Mental Therapy Session With Myself

Are you tired? Did the year 2023 end and you were expecting more? Do you feel as if you failed? Like everything should have gone differently? That life should be happier with the new year? That you should just be exploding with joy. With excitement for just being alive. All full of praise to God for everything. But for some reason your soul and body just feel empty, yet not void. You don’t know why. You don’t know how. And you can’t fix it. Some moments you feel back to normal, yet somehow it flees within only a few hours. What’s wrong, you ask yourself? Your heart is aching. You continue to read the Word and the Bible, you continue to pray sincerely, and you continue to do all you are supposed to. But something’s amiss. Something’s wrong, yet your life couldn’t be better. You began to wonder if your being attacked by the spiritual forces Paul speaks of. Your mind is restless. Your dreams never less than a nightmare. Your body openly speaks to you telling you to rest.

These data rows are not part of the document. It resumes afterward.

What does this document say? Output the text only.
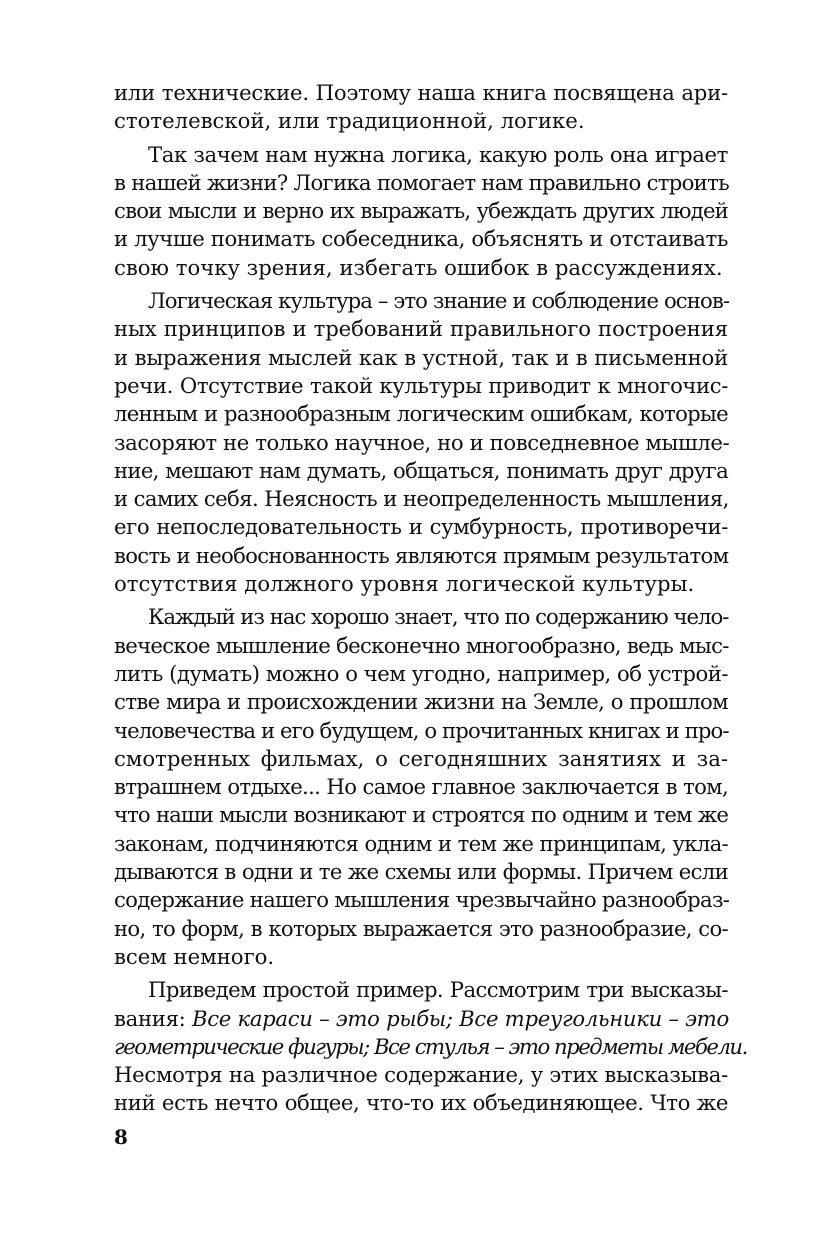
или технические. Поэтому наша книга посвящена ари-
стотелевской, или традиционной, логике.
Так зачем нам нужна логика, какую роль она играет
в нашей жизни? Логика помогает нам правильно строить
свои мысли и верно их выражать, убеждать других людей
и лучше понимать собеседника, объяснять и отстаивать
свою точку зрения, избегать ошибок в рассуждениях.
Логическая культура – это знание и соблюдение основ-
ных принципов и требований правильного построения
и выражения мыслей как в устной, так и в письменной
речи. Отсутствие такой культуры приводит к многочис-
ленным и разнообразным логическим ошибкам, которые
засоряют не только научное, но и повседневное мышле-
ние, мешают нам думать, общаться, понимать друг друга
и самих себя. Неясность и неопределенность мышления,
его непоследовательность и сумбурность, противоречи-
вость и необоснованность являются прямым результатом
отсутствия должного уровня логической культуры.
Каждый из нас хорошо знает, что по содержанию чело-
веческое мышление бесконечно многообразно, ведь мыс-
лить (думать) можно о чем угодно, например, об устрой-
стве мира и происхождении жизни на Земле, о прошлом
человечества и его будущем, о прочитанных книгах и про-
смотренных фильмах, о сегодняшних занятиях и за-
втрашнем отдыхе... Но самое главное заключается в том,
что наши мысли возникают и строятся по одним и тем же
законам, подчиняются одним и тем же принципам, укла-
дываются в одни и те же схемы или формы. Причем если
содержание нашего мышления чрезвычайно разнообраз-
но, то форм, в которых выражается это разнообразие, со-
всем немного.
Приведем простой пример. Рассмотрим три высказы-
вания: Все караси – это рыбы; Все треугольники – это
геометрические фигуры; Все стулья – это предметы мебели.
Несмотря на различное содержание, у этих высказыва-
ний есть нечто общее, что-то их объединяющее. Что же
8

Yet, it does no good. So finally you ignore it.

There. Take a breather. Relax.

It’s okay. This isn’t the end of your life. You still live, so rejoice in that. At the moment you have everything you could ever need. Relax your mind. Put the past in the past and the future in the future.

Yet, none of your mental putting-away’s will do you any good without the help of the Lord, who is your shield and refuge. The One who saved you. The One who bought you. You step a little lighter now. A smile shines upon your face. You are not a slave. Jesus Christ has given you life. Abundant life in Him. Let go of everything and give it to Him who is the heir of all things. The one who holds the world with a word of His power. He is the radiance of the glory of God. He has brought salvation to the world. He has given us life. Peace. Joy. Love. Happiness. Patience. Oh, how we need such patience to endure until the 1,335 day. To see Christ face before us. To hear His kind words. To be His. Oh, let Him have His way in my life.

God is the only way to get to God. He is the only one who give us rest. His burden is light and His yoke is easy. Come to Him. Run to Him. He loves you.

I suddenly close my eyes. Why have I let you see into them? A stranger. Someone I don’t know. Yet, what if it is someone I do know. Will they look at me in a new way? Why have I shared? I question. Self-condemnation swamps me. Why did I reveal myself? I am not perfect, yet no one wants to see my imperfections. Hide them. Yet, now you have spilled your heart out to the world. I groan. But then I remind myself that it doesn’t matter how the world or other people see me. As long as I am following the LORD God, I need not know any fear of what people think of me. I am loved by God. And that is everything. He is my hope. My life. My everything. He stands strong when my world is quaking. God is wonderful. Jesus, I love You. Please carry me through this storm and the rest of my days upon this earth. All glory to You!

[And it continues on yet still, so I am leaving to go pray and spend time with my Maker.]